Economic Development Minister Steven Joyce said the report shows recent investment by the sector has largely gone into further processing, retail products, and new high value categories. Dairy manufacturers have invested around $1.3 billion in the past four years in new plants that produce UHT milk, infant formula, mozzarella cheese, lactoferrin, and hydrolysed protein - adding value to the basic raw material.

The four key investment drivers are increasing scale and efficiency domestically, extending value add categories, investing internationally for growth, and securing supply.

Asia is now the largest destination region accounting for 46 percent of total F&B exports. China is the stand out at $5.4 billion annually, compared to $2.77 billion to the US, and $2.17 billion to Australia. Developing markets, and China in particular, are driving export growth.

New Zealand has significant untapped capacity to export more with peers suggesting doubling total food production is not unreasonable, the report says. New Zealand is the same size as Italy with the population of Singapore. However Italy feeds a domestic population of 60 million people and exports twice as much food and beverage as New Zealand, the report says.

Total food production has grown at a compound annual growth rate of 3 percent since 1972 to reach just under 25 million tonnes in 2013.

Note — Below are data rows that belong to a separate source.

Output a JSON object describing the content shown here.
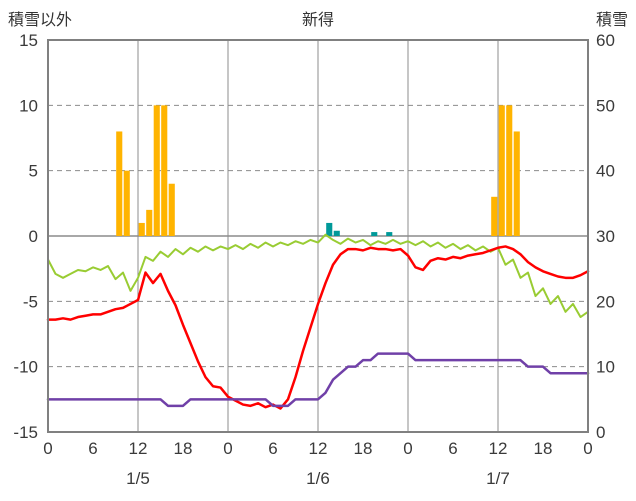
{
  "header": {
    "left_axis_title": "積雪以外",
    "station_title": "新得",
    "right_axis_title": "積雪"
  },
  "chart_data": {
    "type": "bar",
    "subtype": "mixed bar + line, dual y-axis, 3-day hourly weather chart",
    "title": "新得",
    "x": {
      "unit": "hour",
      "range": [
        0,
        72
      ],
      "tick_hours": [
        0,
        6,
        12,
        18,
        24,
        30,
        36,
        42,
        48,
        54,
        60,
        66,
        72
      ],
      "tick_labels": [
        "0",
        "6",
        "12",
        "18",
        "0",
        "6",
        "12",
        "18",
        "0",
        "6",
        "12",
        "18",
        "0"
      ],
      "gridline_hours": [
        12,
        24,
        36,
        48,
        60
      ],
      "day_labels": [
        {
          "label": "1/5",
          "hour": 12
        },
        {
          "label": "1/6",
          "hour": 36
        },
        {
          "label": "1/7",
          "hour": 60
        }
      ]
    },
    "y_left": {
      "title": "積雪以外",
      "range": [
        -15,
        15
      ],
      "ticks": [
        15,
        10,
        5,
        0,
        -5,
        -10,
        -15
      ],
      "gridlines_dashed": [
        10,
        5,
        -5,
        -10
      ],
      "zero_line": 0
    },
    "y_right": {
      "title": "積雪",
      "range": [
        0,
        60
      ],
      "ticks": [
        60,
        50,
        40,
        30,
        20,
        10,
        0
      ]
    },
    "series": [
      {
        "name": "orange-bars",
        "type": "bar",
        "axis": "left",
        "color": "#FFB400",
        "points": [
          {
            "hour": 9,
            "value": 8
          },
          {
            "hour": 10,
            "value": 5
          },
          {
            "hour": 12,
            "value": 1
          },
          {
            "hour": 13,
            "value": 2
          },
          {
            "hour": 14,
            "value": 10
          },
          {
            "hour": 15,
            "value": 10
          },
          {
            "hour": 16,
            "value": 4
          },
          {
            "hour": 59,
            "value": 3
          },
          {
            "hour": 60,
            "value": 10
          },
          {
            "hour": 61,
            "value": 10
          },
          {
            "hour": 62,
            "value": 8
          }
        ]
      },
      {
        "name": "teal-bars",
        "type": "bar",
        "axis": "left",
        "color": "#009999",
        "points": [
          {
            "hour": 37,
            "value": 1
          },
          {
            "hour": 38,
            "value": 0.4
          },
          {
            "hour": 43,
            "value": 0.3
          },
          {
            "hour": 45,
            "value": 0.3
          }
        ]
      },
      {
        "name": "green-line",
        "type": "line",
        "axis": "left",
        "color": "#99CC33",
        "width": 2,
        "values_by_hour": [
          -1.8,
          -2.9,
          -3.2,
          -2.9,
          -2.6,
          -2.7,
          -2.4,
          -2.6,
          -2.3,
          -3.3,
          -2.8,
          -4.2,
          -3.2,
          -1.6,
          -1.9,
          -1.2,
          -1.6,
          -1.0,
          -1.4,
          -0.9,
          -1.2,
          -0.8,
          -1.1,
          -0.8,
          -1.0,
          -0.7,
          -1.0,
          -0.6,
          -0.9,
          -0.5,
          -0.8,
          -0.5,
          -0.7,
          -0.4,
          -0.6,
          -0.3,
          -0.5,
          0.1,
          -0.3,
          -0.6,
          -0.2,
          -0.5,
          -0.3,
          -0.7,
          -0.4,
          -0.6,
          -0.3,
          -0.6,
          -0.4,
          -0.7,
          -0.4,
          -0.8,
          -0.5,
          -0.9,
          -0.6,
          -1.0,
          -0.7,
          -1.1,
          -0.8,
          -1.2,
          -0.9,
          -2.2,
          -1.8,
          -3.2,
          -2.8,
          -4.6,
          -4.0,
          -5.2,
          -4.6,
          -5.8,
          -5.2,
          -6.2,
          -5.8
        ]
      },
      {
        "name": "red-line",
        "type": "line",
        "axis": "left",
        "color": "#FF0000",
        "width": 2.5,
        "values_by_hour": [
          -6.4,
          -6.4,
          -6.3,
          -6.4,
          -6.2,
          -6.1,
          -6.0,
          -6.0,
          -5.8,
          -5.6,
          -5.5,
          -5.2,
          -4.9,
          -2.8,
          -3.6,
          -2.9,
          -4.2,
          -5.3,
          -6.8,
          -8.2,
          -9.6,
          -10.8,
          -11.5,
          -11.6,
          -12.3,
          -12.6,
          -12.9,
          -13.0,
          -12.8,
          -13.1,
          -12.9,
          -13.2,
          -12.5,
          -10.8,
          -8.8,
          -7.0,
          -5.2,
          -3.6,
          -2.2,
          -1.4,
          -1.0,
          -1.0,
          -1.1,
          -0.9,
          -1.0,
          -1.0,
          -1.1,
          -1.0,
          -1.5,
          -2.4,
          -2.6,
          -1.9,
          -1.7,
          -1.8,
          -1.6,
          -1.7,
          -1.5,
          -1.4,
          -1.3,
          -1.1,
          -0.9,
          -0.8,
          -1.0,
          -1.4,
          -2.0,
          -2.4,
          -2.7,
          -2.9,
          -3.1,
          -3.2,
          -3.2,
          -3.0,
          -2.7
        ]
      },
      {
        "name": "purple-line",
        "type": "line",
        "axis": "right",
        "color": "#7040A8",
        "width": 2.5,
        "values_by_hour": [
          5,
          5,
          5,
          5,
          5,
          5,
          5,
          5,
          5,
          5,
          5,
          5,
          5,
          5,
          5,
          5,
          4,
          4,
          4,
          5,
          5,
          5,
          5,
          5,
          5,
          5,
          5,
          5,
          5,
          5,
          4,
          4,
          4,
          5,
          5,
          5,
          5,
          6,
          8,
          9,
          10,
          10,
          11,
          11,
          12,
          12,
          12,
          12,
          12,
          11,
          11,
          11,
          11,
          11,
          11,
          11,
          11,
          11,
          11,
          11,
          11,
          11,
          11,
          11,
          10,
          10,
          10,
          9,
          9,
          9,
          9,
          9,
          9
        ]
      }
    ],
    "colors": {
      "grid": "#8C8C8C",
      "border": "#808080",
      "text": "#3A3A3A",
      "background": "#FFFFFF"
    },
    "legend": "none"
  }
}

The country is strong in six sectors – dairy ingredients, meat, seafood, produce, processed food and beverages. It is the “market maker” in the global ingredient dairy trade and the largest supplier of powders, butter and other dairy fats, and cheese to Asia.

There has been long-term growth across all sectors with beverages hitting 14 percent 10-year compound annual growth rate, compared to processed foods up 11 percent, and other food up 11 percent.

The wide range of emerging categories now produce $3 billion of annual exports, including booming infant formula sales with exports rising from $10.7 million in 2004 to $455 million in 2014.